Nach Abschluss seines Studiums ging er für ein Praktikum nach Brüssel, wo er im Ausschuss der Regionen zufällig den Vorarlberger Landeshauptmann Herbert Sausgruber und dessen Büroleiter Markus Wallner kennenlernte. Die drei tranken Kaffee miteinander und unterhielten sich blendend. „Ohne diese zufällige Begegnung damals wäre mein Leben wahrscheinlich ganz anders verlaufen“, verrät er in einem Interview mit der Tageszeitung „Der Standard“. Als Sausgruber 1999 einen Büroleiter suchte, erinnerte er sich an Brunner und holte ihn in sein Team. Sein politisches Know-how habe er Sausgruber zu verdanken, betont Brunner immer wieder. Was das konkret bedeutet? Brunner ist in Sachfragen stets bestens vorbereitet, hat alle Fakten parat und argumentiert knapp und präzise. Bei allem, was er sagt, ist er verbindlich und freundlich, man nimmt ihm den guten Willen ab. Auch mit Anfechtungen kann Brunner umgehen. Wie? Indem er Missstände unumwunden zugibt, aber stets sofort eine Lösung parat hat.

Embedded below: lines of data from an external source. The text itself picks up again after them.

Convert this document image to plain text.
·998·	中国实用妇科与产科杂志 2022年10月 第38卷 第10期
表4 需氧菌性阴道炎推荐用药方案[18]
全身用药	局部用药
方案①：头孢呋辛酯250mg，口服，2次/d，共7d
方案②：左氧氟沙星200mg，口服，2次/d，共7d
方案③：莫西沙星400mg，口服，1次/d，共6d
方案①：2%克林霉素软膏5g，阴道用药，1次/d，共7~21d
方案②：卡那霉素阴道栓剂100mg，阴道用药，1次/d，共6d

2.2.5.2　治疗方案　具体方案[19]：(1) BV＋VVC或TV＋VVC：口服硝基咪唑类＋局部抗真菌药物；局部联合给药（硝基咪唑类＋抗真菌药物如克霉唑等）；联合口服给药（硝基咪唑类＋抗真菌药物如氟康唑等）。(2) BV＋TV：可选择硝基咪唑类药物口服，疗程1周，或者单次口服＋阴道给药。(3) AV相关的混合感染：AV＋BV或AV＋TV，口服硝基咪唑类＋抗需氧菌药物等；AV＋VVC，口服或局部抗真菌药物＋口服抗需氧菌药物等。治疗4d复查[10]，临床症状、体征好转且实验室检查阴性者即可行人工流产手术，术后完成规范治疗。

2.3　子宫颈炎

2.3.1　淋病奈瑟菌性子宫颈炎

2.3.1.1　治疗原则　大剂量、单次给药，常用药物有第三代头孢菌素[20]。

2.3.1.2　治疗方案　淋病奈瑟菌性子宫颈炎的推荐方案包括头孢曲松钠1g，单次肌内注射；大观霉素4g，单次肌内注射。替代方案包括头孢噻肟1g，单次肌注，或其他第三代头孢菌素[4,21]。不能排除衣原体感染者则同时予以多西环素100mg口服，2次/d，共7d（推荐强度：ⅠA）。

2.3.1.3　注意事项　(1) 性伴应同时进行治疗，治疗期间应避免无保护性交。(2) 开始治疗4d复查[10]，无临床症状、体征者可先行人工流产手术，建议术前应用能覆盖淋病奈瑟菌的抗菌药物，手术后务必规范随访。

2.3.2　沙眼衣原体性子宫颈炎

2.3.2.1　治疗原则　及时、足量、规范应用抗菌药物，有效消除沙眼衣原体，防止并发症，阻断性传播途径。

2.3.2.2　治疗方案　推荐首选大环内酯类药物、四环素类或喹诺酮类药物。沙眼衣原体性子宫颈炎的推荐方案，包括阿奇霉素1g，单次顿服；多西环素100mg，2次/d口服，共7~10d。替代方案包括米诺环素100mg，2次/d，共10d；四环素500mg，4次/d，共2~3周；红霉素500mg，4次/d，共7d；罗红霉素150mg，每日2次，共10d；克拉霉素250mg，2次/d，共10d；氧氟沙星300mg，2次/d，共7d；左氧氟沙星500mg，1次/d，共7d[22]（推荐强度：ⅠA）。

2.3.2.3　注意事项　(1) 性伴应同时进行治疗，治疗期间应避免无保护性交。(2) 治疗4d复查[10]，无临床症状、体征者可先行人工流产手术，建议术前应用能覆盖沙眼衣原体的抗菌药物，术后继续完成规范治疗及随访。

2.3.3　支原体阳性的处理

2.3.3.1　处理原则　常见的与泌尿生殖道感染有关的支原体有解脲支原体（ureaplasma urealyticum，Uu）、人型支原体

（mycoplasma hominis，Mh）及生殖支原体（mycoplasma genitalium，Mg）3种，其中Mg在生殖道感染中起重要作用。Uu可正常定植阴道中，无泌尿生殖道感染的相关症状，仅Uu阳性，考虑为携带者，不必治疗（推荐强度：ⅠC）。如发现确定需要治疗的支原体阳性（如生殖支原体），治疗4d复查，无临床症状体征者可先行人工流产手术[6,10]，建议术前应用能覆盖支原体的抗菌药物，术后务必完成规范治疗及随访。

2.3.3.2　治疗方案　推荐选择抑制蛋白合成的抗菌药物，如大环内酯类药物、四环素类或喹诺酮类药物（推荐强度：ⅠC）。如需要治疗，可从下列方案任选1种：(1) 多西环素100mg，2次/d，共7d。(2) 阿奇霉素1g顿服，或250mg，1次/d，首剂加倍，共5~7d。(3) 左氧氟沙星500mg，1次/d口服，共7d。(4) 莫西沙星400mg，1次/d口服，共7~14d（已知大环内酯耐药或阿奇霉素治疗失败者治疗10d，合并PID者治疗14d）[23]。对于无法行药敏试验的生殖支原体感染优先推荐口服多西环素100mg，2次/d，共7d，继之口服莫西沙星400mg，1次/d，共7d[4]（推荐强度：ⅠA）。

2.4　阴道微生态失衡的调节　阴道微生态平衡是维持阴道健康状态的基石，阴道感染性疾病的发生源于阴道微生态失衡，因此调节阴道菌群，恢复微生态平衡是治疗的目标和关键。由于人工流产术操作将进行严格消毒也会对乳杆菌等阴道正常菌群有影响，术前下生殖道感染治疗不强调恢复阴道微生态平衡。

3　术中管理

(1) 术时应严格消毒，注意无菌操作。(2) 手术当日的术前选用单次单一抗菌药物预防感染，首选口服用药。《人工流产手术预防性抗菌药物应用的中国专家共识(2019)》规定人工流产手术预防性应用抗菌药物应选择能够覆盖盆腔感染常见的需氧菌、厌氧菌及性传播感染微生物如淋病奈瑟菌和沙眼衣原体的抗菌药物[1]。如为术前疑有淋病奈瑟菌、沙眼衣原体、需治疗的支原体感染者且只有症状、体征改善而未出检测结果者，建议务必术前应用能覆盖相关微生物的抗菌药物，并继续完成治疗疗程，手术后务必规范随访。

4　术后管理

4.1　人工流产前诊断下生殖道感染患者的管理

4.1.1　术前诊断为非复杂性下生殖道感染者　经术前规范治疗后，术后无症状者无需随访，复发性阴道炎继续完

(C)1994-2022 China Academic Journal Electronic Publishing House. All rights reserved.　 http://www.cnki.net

Ein Beispiel: Rund um die Skandale des ehemaligen BMF-Generalsekretärs Thomas Schmid hat er dessen machtvolle Position einfach abgeschafft, ein Gremium zur Neuordnung etabliert und auch bereits einen Vorschlag gemacht. Sein unaufgeregter Pragmatismus hat ihm in der Vergangenheit manchmal den Ruf eingebracht, farblos zu sein. In Krisenzeiten scheint sich diese Herangehensweise allerdings zu bewähren, auch weil sie Teil von langer politischer Erfahrung ist.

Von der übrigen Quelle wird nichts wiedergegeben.